Runtime Monitoring#
Recall from the MLTL formal semantics that we interpret an MLTL formula \(\phi\) over a finite trace (aka computation) \(pi\), and check that \(\pi\) models (satisfies) an MLTL formula \(\phi\), denoted as \(\pi\models \phi\).
R2U2 implements real-time, stream-based runtime verification. So our \(\pi\) consists of the traces of relevant sensor and software values from the (currently running) system. R2U2 answers the question of whether \(\phi\) holds starting from time \(i\), evaluated over computation \(\pi\) and outputs a stream of \(\langle time, verdict\rangle\) pairs, one for every time \(i\). We formally write this runtime verification question as: \(\forall i: \pi, i \models \phi\).

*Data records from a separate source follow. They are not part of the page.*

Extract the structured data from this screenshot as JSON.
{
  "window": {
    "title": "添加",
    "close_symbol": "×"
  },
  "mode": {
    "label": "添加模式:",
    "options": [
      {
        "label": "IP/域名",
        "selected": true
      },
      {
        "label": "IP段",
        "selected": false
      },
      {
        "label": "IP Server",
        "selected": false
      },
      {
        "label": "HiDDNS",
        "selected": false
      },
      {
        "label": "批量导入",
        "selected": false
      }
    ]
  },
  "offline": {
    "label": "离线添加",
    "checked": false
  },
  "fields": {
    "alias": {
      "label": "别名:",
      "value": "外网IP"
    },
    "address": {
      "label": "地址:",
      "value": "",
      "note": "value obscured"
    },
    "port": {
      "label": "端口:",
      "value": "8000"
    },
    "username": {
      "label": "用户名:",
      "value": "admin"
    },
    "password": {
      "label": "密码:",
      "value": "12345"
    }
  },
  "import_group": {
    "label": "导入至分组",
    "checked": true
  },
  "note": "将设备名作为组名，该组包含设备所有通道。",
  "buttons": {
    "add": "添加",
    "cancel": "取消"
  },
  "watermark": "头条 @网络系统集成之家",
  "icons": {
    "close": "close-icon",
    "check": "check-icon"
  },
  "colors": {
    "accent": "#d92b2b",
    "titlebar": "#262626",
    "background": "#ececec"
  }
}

For example, let \(\pi\) be the signals for \(p\) and \(q\):
A timing diagram for a computation \(\pi\) with propositions \(p\) and \(q\). Each propositional variable’s value during the trace is depicted as a line. When the line is high, the proposition is true; when the line is low, it is false.#
Let \(\phi\) be \(\textcolor{red}{\bf \Box_{[0,1]} (p \wedge q)}\)

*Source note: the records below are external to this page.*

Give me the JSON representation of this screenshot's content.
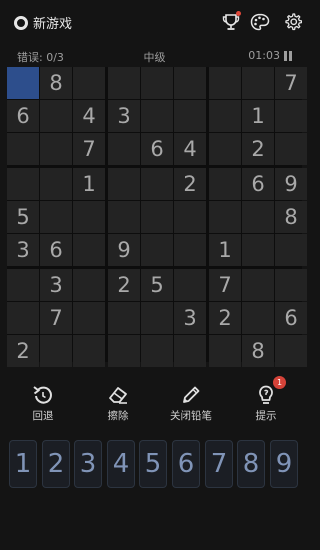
{
  "header": {
    "title": "新游戏",
    "icons": [
      "new-game-icon",
      "trophy-icon",
      "palette-icon",
      "gear-icon"
    ],
    "notification_color": "#e0493a"
  },
  "status": {
    "errors": "错误: 0/3",
    "difficulty": "中级",
    "timer": "01:03"
  },
  "board": {
    "grid": [
      [
        0,
        8,
        0,
        0,
        0,
        0,
        0,
        0,
        7
      ],
      [
        6,
        0,
        4,
        3,
        0,
        0,
        0,
        1,
        0
      ],
      [
        0,
        0,
        7,
        0,
        6,
        4,
        0,
        2,
        0
      ],
      [
        0,
        0,
        1,
        0,
        0,
        2,
        0,
        6,
        9
      ],
      [
        5,
        0,
        0,
        0,
        0,
        0,
        0,
        0,
        8
      ],
      [
        3,
        6,
        0,
        9,
        0,
        0,
        1,
        0,
        0
      ],
      [
        0,
        3,
        0,
        2,
        5,
        0,
        7,
        0,
        0
      ],
      [
        0,
        7,
        0,
        0,
        0,
        3,
        2,
        0,
        6
      ],
      [
        2,
        0,
        0,
        0,
        0,
        0,
        0,
        8,
        0
      ]
    ],
    "selected": [
      0,
      0
    ],
    "selected_color": "#2d4e8c"
  },
  "tools": {
    "undo": "回退",
    "erase": "擦除",
    "pencil": "关闭铅笔",
    "hint": "提示",
    "hint_badge": "1"
  },
  "numpad": [
    "1",
    "2",
    "3",
    "4",
    "5",
    "6",
    "7",
    "8",
    "9"
  ]
}
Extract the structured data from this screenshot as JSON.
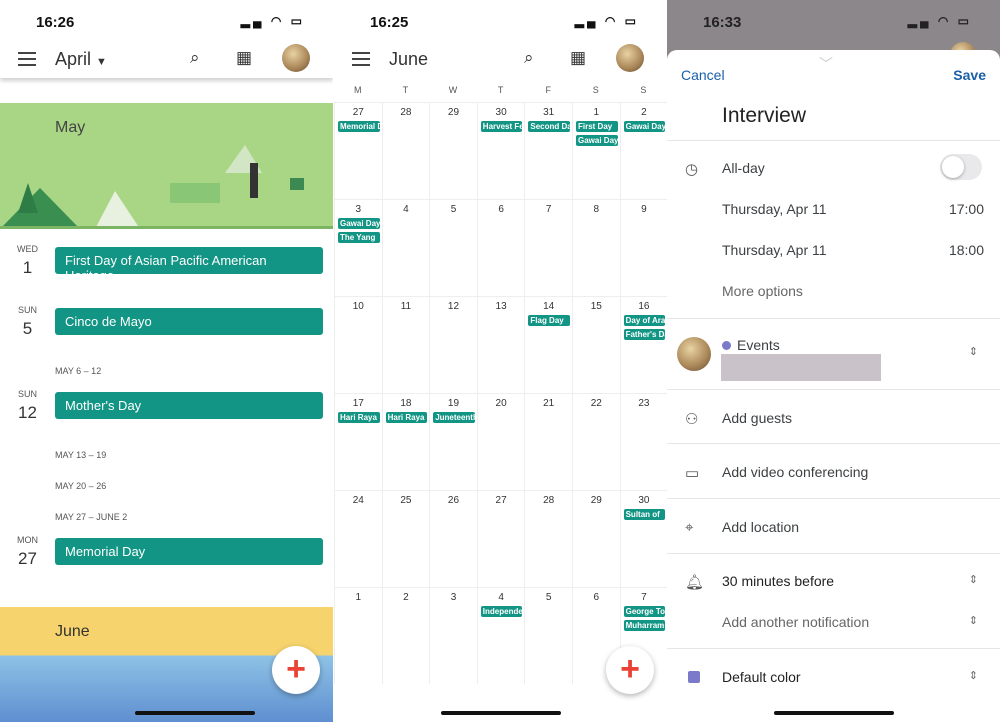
{
  "left": {
    "time": "16:26",
    "month": "April",
    "banner_may": "May",
    "banner_june": "June",
    "entries": [
      {
        "dow": "WED",
        "day": "1",
        "event": "First Day of Asian Pacific American Heritage"
      },
      {
        "dow": "SUN",
        "day": "5",
        "event": "Cinco de Mayo"
      },
      {
        "dow": "SUN",
        "day": "12",
        "event": "Mother's Day"
      },
      {
        "dow": "MON",
        "day": "27",
        "event": "Memorial Day"
      }
    ],
    "weeks": [
      "MAY 6 – 12",
      "MAY 13 – 19",
      "MAY 20 – 26",
      "MAY 27 – JUNE 2"
    ]
  },
  "middle": {
    "time": "16:25",
    "month": "June",
    "weekdays": [
      "M",
      "T",
      "W",
      "T",
      "F",
      "S",
      "S"
    ],
    "weeks": [
      [
        {
          "d": "27",
          "e": [
            "Memorial Day"
          ]
        },
        {
          "d": "28",
          "e": []
        },
        {
          "d": "29",
          "e": []
        },
        {
          "d": "30",
          "e": [
            "Harvest Festival"
          ]
        },
        {
          "d": "31",
          "e": [
            "Second Day"
          ]
        },
        {
          "d": "1",
          "e": [
            "First Day",
            "Gawai Day"
          ]
        },
        {
          "d": "2",
          "e": [
            "Gawai Day"
          ]
        }
      ],
      [
        {
          "d": "3",
          "e": [
            "Gawai Day",
            "The Yang"
          ]
        },
        {
          "d": "4",
          "e": []
        },
        {
          "d": "5",
          "e": []
        },
        {
          "d": "6",
          "e": []
        },
        {
          "d": "7",
          "e": []
        },
        {
          "d": "8",
          "e": []
        },
        {
          "d": "9",
          "e": []
        }
      ],
      [
        {
          "d": "10",
          "e": []
        },
        {
          "d": "11",
          "e": []
        },
        {
          "d": "12",
          "e": []
        },
        {
          "d": "13",
          "e": []
        },
        {
          "d": "14",
          "e": [
            "Flag Day"
          ]
        },
        {
          "d": "15",
          "e": []
        },
        {
          "d": "16",
          "e": [
            "Day of Arafat",
            "Father's Day"
          ]
        }
      ],
      [
        {
          "d": "17",
          "e": [
            "Hari Raya"
          ]
        },
        {
          "d": "18",
          "e": [
            "Hari Raya"
          ]
        },
        {
          "d": "19",
          "e": [
            "Juneteenth"
          ]
        },
        {
          "d": "20",
          "e": []
        },
        {
          "d": "21",
          "e": []
        },
        {
          "d": "22",
          "e": []
        },
        {
          "d": "23",
          "e": []
        }
      ],
      [
        {
          "d": "24",
          "e": []
        },
        {
          "d": "25",
          "e": []
        },
        {
          "d": "26",
          "e": []
        },
        {
          "d": "27",
          "e": []
        },
        {
          "d": "28",
          "e": []
        },
        {
          "d": "29",
          "e": []
        },
        {
          "d": "30",
          "e": [
            "Sultan of"
          ]
        }
      ],
      [
        {
          "d": "1",
          "e": []
        },
        {
          "d": "2",
          "e": []
        },
        {
          "d": "3",
          "e": []
        },
        {
          "d": "4",
          "e": [
            "Independence Day"
          ]
        },
        {
          "d": "5",
          "e": []
        },
        {
          "d": "6",
          "e": []
        },
        {
          "d": "7",
          "e": [
            "George Town",
            "Muharram"
          ]
        }
      ]
    ]
  },
  "right": {
    "time": "16:33",
    "cancel": "Cancel",
    "save": "Save",
    "title": "Interview",
    "allday": "All-day",
    "allday_on": false,
    "start_date": "Thursday, Apr 11",
    "start_time": "17:00",
    "end_date": "Thursday, Apr 11",
    "end_time": "18:00",
    "more": "More options",
    "calendar": "Events",
    "calendar_color": "#7b79c9",
    "guests": "Add guests",
    "video": "Add video conferencing",
    "location": "Add location",
    "notification": "30 minutes before",
    "add_notification": "Add another notification",
    "color": "Default color"
  },
  "colors": {
    "event": "#129584",
    "accent": "#1a73e8"
  }
}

Then R2U2 will output the following given the computation above (where an empty row means no output occurs).
Current System Time |
R2U2 Output |
|---|---|
0 |
\((\textcolor{red}{false},0)\) |
1 |
|
2 |
\((\textcolor{red}{false},2)\) |
3 |
\((\textcolor{red}{false},3)\) |
4 |
\((\textcolor{red}{false},4)\) |
5 |
|
6 |
\((\textcolor{blue}{true},5)\) |
7 |
\((\textcolor{red}{false},7)\) |
8 |
\((\textcolor{red}{false},8)\) |
9 |
\((\textcolor{red}{false},9)\) |
10 |
\((\textcolor{red}{false},10)\) |
11 |
\((\textcolor{red}{false},11)\) |
12 |
\((\textcolor{red}{false},12)\) |
Notice that at times \(i = 2\) and \(i = 7\) we get two outputs: at time 2 we know that \(\phi\) is false when evaluated from times 1 and 2; at time 7 we know that \(\phi\) is false when evaluated from times 6 and 7. We do not get any output when there is not enough information in the system to know absolutely whether \(\phi\) is true or false.